Samsung ships 12-layer HBM4E samples

Samsung has begun shipping 12-layer HBM4E samples to major customers. The devices target AI accelerators and data-centre systems with 48GB stacks, 14Gbps pin speed, and up to 3.6TB/s bandwidth.


IN Brief:

  • Samsung has begun shipping 12-layer HBM4E samples to major global customers.
  • The initial device offers 48GB capacity, stable 14Gbps pin speed, and up to 3.6TB/s bandwidth per stack.
  • HBM development is increasingly shaped by packaging, thermals, power efficiency, and AI accelerator bandwidth.

Samsung Electronics has begun shipping 12-layer HBM4E samples to major global customers, extending its high-bandwidth memory roadmap for AI accelerators, high-performance computing, and hyperscale data-centre systems.

The initial 12-layer device provides 48GB capacity and stable operation at 14Gbps pin speed, with scalability to 16Gbps. At that level, the stack delivers up to 3.6TB/s of memory bandwidth, representing a performance increase of more than 20% over Samsung’s HBM4 generation.

Samsung is also preparing 32GB and 64GB configurations, covering 8-layer, 12-layer, and 16-layer options. The HBM4E device uses Samsung’s sixth-generation 10nm-class 1c DRAM process and a 4nm logic base die, combining memory and logic technologies within a package architecture built for high-bandwidth AI workloads.

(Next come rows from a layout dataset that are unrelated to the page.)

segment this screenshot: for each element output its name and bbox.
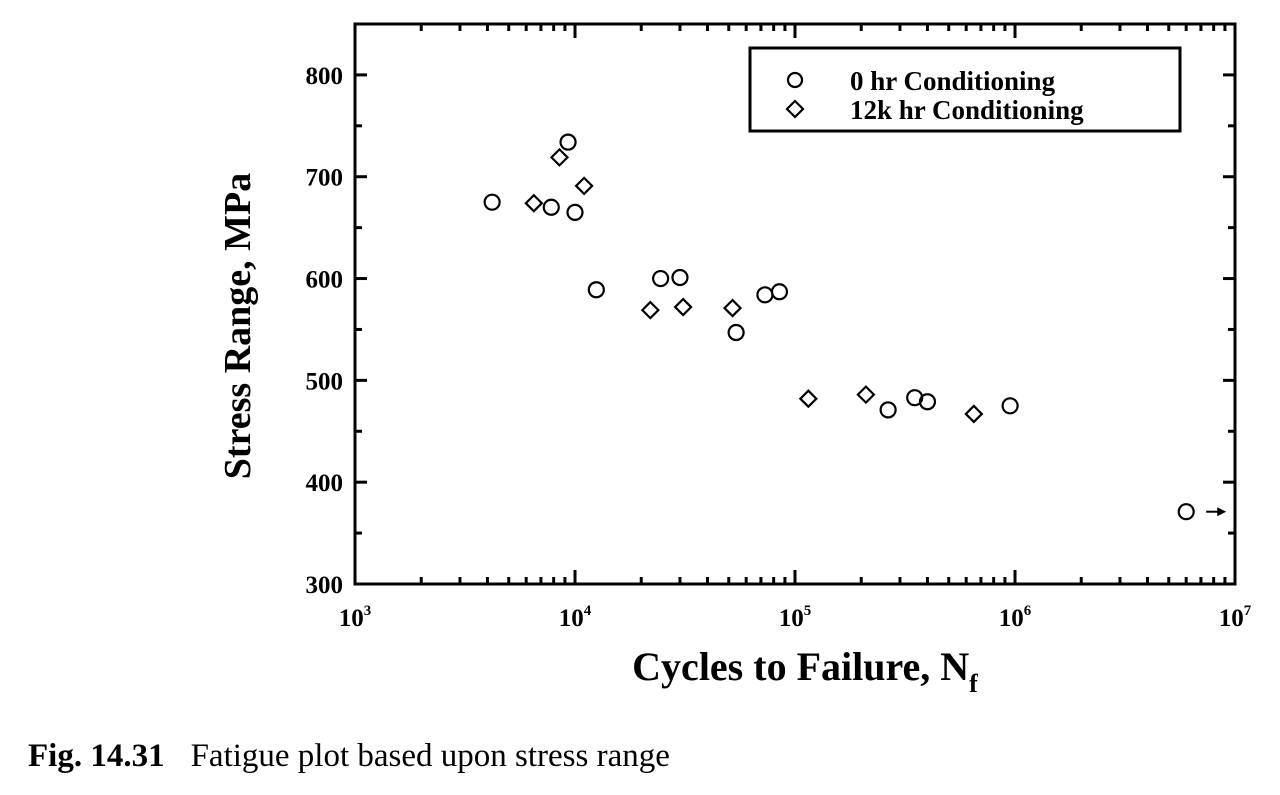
point-12khr (640, 300, 660, 320)
legend-label-0hr: 0 hr Conditioning (850, 66, 1056, 96)
x-tick-exponent: 5 (804, 603, 812, 619)
x-axis-title-subscript: f (969, 669, 978, 698)
x-tick-base: 10 (1219, 605, 1244, 632)
y-axis-title: Stress Range, MPa (217, 173, 259, 479)
y-tick-label: 300 (306, 572, 344, 599)
point-12khr (964, 404, 984, 424)
point-0hr (671, 268, 689, 287)
point-12khr (549, 147, 570, 167)
legend-diamond-marker (785, 99, 805, 119)
x-tick-exponent: 6 (1024, 603, 1032, 619)
y-tick-label: 400 (306, 470, 344, 497)
x-tick-base: 10 (559, 605, 584, 632)
point-12khr (798, 389, 818, 409)
plot-frame (353, 22, 1237, 586)
point-0hr (1177, 503, 1195, 521)
point-0hr (918, 393, 937, 411)
point-0hr (483, 193, 501, 211)
x-tick-exponent: 3 (364, 603, 372, 619)
point-12khr (574, 176, 594, 196)
x-tick-base: 10 (339, 605, 364, 632)
x-tick-label: 105 (779, 603, 812, 632)
runout-arrow-head (1217, 507, 1227, 517)
point-0hr (756, 286, 774, 304)
figure-label: Fig. 14.31 (28, 738, 165, 774)
x-tick-exponent: 7 (1244, 603, 1252, 619)
x-tick-label: 104 (559, 603, 592, 632)
x-tick-label: 107 (1219, 603, 1252, 632)
point-0hr (559, 133, 577, 151)
x-axis-title: Cycles to Failure, Nf (632, 644, 978, 698)
point-12khr (673, 297, 693, 317)
y-tick-label: 700 (306, 165, 344, 192)
legend-label-12khr: 12k hr Conditioning (850, 95, 1084, 125)
point-0hr (727, 323, 745, 342)
point-12khr (856, 385, 876, 405)
y-tick-label: 800 (306, 63, 344, 90)
figure-caption-text: Fatigue plot based upon stress range (190, 738, 670, 774)
point-0hr (542, 198, 560, 216)
y-tick-label: 600 (306, 267, 344, 294)
x-tick-base: 10 (999, 605, 1024, 632)
x-tick-exponent: 4 (584, 603, 592, 619)
point-0hr (566, 203, 584, 221)
figure-caption: Fig. 14.31 Fatigue plot based upon stress… (28, 738, 670, 775)
legend-circle-marker (786, 71, 804, 89)
data-points (483, 133, 1227, 521)
point-12khr (524, 193, 544, 213)
point-0hr (652, 269, 670, 288)
x-tick-label: 103 (339, 603, 372, 632)
legend-box (748, 46, 1182, 133)
x-tick-label: 106 (999, 603, 1032, 632)
point-0hr (587, 281, 605, 299)
x-axis-title-main: Cycles to Failure, N (632, 644, 969, 689)
point-0hr (879, 401, 897, 419)
x-tick-base: 10 (779, 605, 804, 632)
point-0hr (770, 283, 789, 301)
point-0hr (1001, 397, 1019, 415)
point-12khr (722, 298, 743, 318)
y-tick-label: 500 (306, 368, 344, 395)
legend: 0 hr Conditioning 12k hr Conditioning (748, 46, 1182, 133)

Energy efficiency and thermal resistance have also been improved, with Samsung reporting a 16% gain in power efficiency and more than 14% better thermal resistance compared with the previous generation. Those metrics are becoming increasingly central as stack capacity and interface speed continue to rise.

HBM design is no longer a simple bandwidth race. AI accelerators need dense, fast memory placed close to the compute engine, but every increase in stack height, pin speed, and capacity adds pressure to the substrate, base die, interconnect, power delivery, and cooling design. A memory stack can unlock accelerator performance only if the surrounding package can keep it fed, stable, and thermally controlled.

That package-level challenge is already shaping the next phase of AI hardware. Glass-core substrates moving toward AI packaging point to the same underlying constraint: processors, memory, and advanced interconnect are becoming inseparable at system level. HBM4E pushes the memory side forward, while substrate and packaging technologies determine how far that performance can be used in production systems.

Memory energy consumption is also gaining importance as AI infrastructure scales. Data movement can account for a substantial portion of system power, and higher bandwidth is valuable only when it does not create a disproportionate thermal or energy penalty. Improvements in energy per bit, heat dissipation, and reliability are therefore becoming just as relevant as headline throughput.

Customer sampling gives processor and system developers a route to validate performance, package integration, thermals, and manufacturability before mass production. HBM is tightly linked to accelerator development cycles, so early samples are needed long before platforms reach commercial deployment.

Samsung plans to move HBM4E into mass production in line with customer schedules. As AI hardware becomes more memory-bound, the HBM stack is becoming one of the defining components in accelerator design, sitting at the intersection of DRAM process, logic base die, advanced packaging, and data-centre thermal management.